The basic rules, which are based on the system from Napoleon's Last Battles (SPI, 1976), are not complex, taking up only 8 pages. Units that enter an opposing unit's zone of control are obligated to fight. There are also rules for artillery, cavalry charges, demoralization and infantry formations. The turn order is a simple "I Go, You Go" system, where the Prussian player moves and then engages in combat. The French player then has the same opportunities.

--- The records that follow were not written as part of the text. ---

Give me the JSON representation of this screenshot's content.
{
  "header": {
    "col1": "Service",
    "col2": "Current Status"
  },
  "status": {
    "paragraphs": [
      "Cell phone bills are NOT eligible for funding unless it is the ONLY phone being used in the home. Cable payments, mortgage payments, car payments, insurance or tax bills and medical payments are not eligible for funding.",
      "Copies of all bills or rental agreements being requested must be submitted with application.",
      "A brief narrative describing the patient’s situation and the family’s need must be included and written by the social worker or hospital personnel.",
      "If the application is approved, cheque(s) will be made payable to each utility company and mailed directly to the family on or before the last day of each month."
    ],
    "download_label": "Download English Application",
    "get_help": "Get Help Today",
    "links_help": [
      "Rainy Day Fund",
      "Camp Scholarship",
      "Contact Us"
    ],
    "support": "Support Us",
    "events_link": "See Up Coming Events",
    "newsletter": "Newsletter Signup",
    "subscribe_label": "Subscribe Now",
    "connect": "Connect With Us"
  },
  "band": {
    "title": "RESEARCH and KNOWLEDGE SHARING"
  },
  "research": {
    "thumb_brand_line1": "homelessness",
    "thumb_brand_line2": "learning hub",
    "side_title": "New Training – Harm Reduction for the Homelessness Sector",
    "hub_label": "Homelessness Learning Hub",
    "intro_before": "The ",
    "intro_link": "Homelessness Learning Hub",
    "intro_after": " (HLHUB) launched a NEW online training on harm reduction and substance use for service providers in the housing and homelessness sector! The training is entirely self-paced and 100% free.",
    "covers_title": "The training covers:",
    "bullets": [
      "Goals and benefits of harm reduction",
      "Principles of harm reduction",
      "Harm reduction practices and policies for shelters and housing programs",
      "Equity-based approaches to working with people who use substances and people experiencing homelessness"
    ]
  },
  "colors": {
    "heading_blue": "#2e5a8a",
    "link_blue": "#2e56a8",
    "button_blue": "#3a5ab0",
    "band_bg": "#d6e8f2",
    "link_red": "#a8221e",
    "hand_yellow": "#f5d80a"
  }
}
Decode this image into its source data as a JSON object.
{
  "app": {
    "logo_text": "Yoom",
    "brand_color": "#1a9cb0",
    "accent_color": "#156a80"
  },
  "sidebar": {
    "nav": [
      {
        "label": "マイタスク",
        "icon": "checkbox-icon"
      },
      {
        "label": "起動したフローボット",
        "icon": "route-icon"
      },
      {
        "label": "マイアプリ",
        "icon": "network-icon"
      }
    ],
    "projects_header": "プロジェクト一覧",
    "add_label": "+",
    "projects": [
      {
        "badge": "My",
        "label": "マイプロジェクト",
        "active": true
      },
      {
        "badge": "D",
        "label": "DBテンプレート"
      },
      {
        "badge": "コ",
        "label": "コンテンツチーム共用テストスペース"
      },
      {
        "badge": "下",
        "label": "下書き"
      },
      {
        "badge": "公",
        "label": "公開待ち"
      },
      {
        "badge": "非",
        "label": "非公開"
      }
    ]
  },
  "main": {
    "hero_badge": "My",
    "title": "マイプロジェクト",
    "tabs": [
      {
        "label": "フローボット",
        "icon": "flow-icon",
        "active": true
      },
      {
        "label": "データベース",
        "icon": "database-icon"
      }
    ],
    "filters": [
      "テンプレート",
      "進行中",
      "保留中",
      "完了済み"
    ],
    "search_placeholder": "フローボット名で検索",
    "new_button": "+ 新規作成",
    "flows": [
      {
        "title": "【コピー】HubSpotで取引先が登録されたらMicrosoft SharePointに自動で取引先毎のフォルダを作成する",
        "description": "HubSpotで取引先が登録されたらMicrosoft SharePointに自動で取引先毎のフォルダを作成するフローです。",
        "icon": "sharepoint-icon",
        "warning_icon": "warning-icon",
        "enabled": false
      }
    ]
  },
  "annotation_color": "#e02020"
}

More advanced rules allow for randomly variable reinforcements; leadership command, where units must be within a certain distance of a leader in order to receive orders to move forward and attack; and unit disorganization following skirmish.

===Victory conditions===
The game lasts for twenty turns. At the end of the game, each player adds up the strength points of enemy units eliminated. Whoever has the greater total is the winner.

==Publication history==
La Bataille de Valmy was designed by Jean-Jacques Petit, who carefully researched the battle before creating the game. (Ten history texts are listed in the game's bibliography.) The game was published by Jeux Descartes in 1981.

==Reception==
In Issue 5 of the French games magazine Casus Belli, François Marcela-Froideval was impressed, writing, "Valmy is an excellent achievement in terms of gameplay and historical achievement." Marcela-Froideval concluded, "Its realism is the fruit of the time spent in research, documentation, and also successive tests and refinement of the game by the author."

In Issue 8 of the same magazine, Henri Gregoire was impressed by most of the components, saying, "The map is magnificent, the production is excellent and I congratulate the entire team from the creator to the model maker to the technicians." His only disappointment was the cardboard counters, which he thought were too thin and difficult to pick up. Gregoire examined the game mechanics and commented that the game was "an excellent achievement in terms of playability and historical achievement. This realism is the fruit of the time spent in research, documentation, and also successive tests and refinements of the game by the author." Gregoire concluded, "Valmy is a well-designed simulation with classic rules that provide a pleasant game, and with a superb map."

In Issue 13 of the French games magazine Jeux & Stratégie, Michel Brassinne thought the game was perfect for new players, pointing out, "The rules have the merit of being both short and clear; which is far from always being the case. Consequently Valmy can be quickly implemented and constitutes a happy initiation to classic wargames."